Les problèmes liés au protectionnisme des différents pays, surtout le protectionnisme chinois, ne seront pas a priori non plus changés par l’accord. Et même au plan des échanges de devises, il convient de rappeler que, aujourd’hui, seulement environ 20% des échanges France-Chine sont effectués en RMD, le reste l’est en euros ou en dollars. Et on peut penser que ce n’est pas en raison de l’existence de ce nouvel accord que le financement en yuan va soudainement atteindre des sommets. Mais, je le répète, il mettra un peu d’huile dans les rouages.

Quelle va être la place du yuan dans les transactions internationales ? La Chine est-elle en train de préparer le terrain pour accéder à la première place économique ? 

De nos jours la place du yuan dans les relations commerciales et  financières internationales est réduite. Le RMB ne représente que la douzième devise de facturation au monde. Si la Chine fait des efforts pour promouvoir sa monnaie dans les opérations commerciales, les transactions financières en RMB sont très faibles et accessibles aux non-chinois qu’à des conditions très restrictives. Et la faible convertibilité de la devise chinoise n’est pas faite pour inciter les opérateurs internationaux à détenir des actifs dans cette monnaie.

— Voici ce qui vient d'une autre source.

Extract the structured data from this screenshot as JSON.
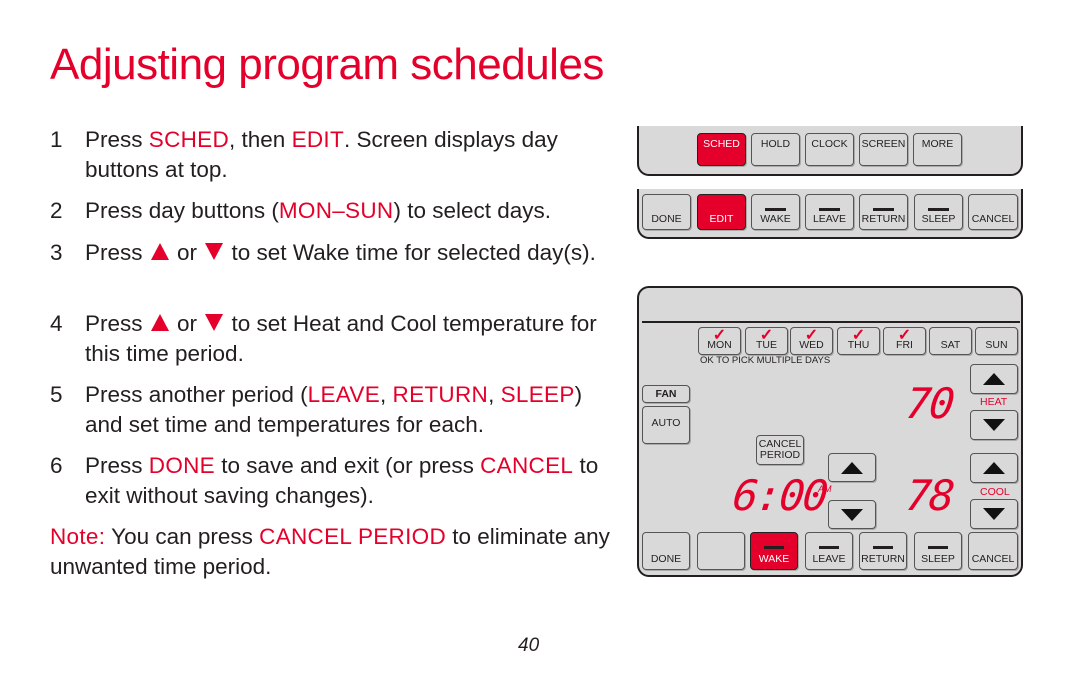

Pour que le yuan devienne une monnaie internationale significative, la Chine devrait effectuer des réformes profondes de son système financier (et même économique), notamment : accepter la liberté des échanges entre le RMB et les autres devises, libérer les taux sur les crédits, les dépôts et l’épargne ; développer les marchés obligataires. Le dollar et l’euro n’ont donc pas de souci à se faire en la matière pour un bon bout de temps.

Cet accord peut-il permettre à la France et la Chine d’être moins indépendantes du dollar ? Y a-t-il une remise en question de l’ascendance du dollar ?

Evidemment, je l’ai dit, l’accord va faciliter les échanges euros-yuans. Mais ne nous leurrons pas, ceci ne va pas bouleverser la donne financière et commerciale internationale ! Et puis, que signifie « être dépendant ou non du dollar » ? Nous menacerait-il dans nos échanges internationaux ? Il est au contraire un instrument qui sert de moyen d’échange, d’unité de compte et de réserve de valeur au plan mondial. En ce sens, il a tous les attributs indispensables à une monnaie internationale. Ce n’est pas demain la veille que le yuan remplira ces conditions et remplacera le dollar.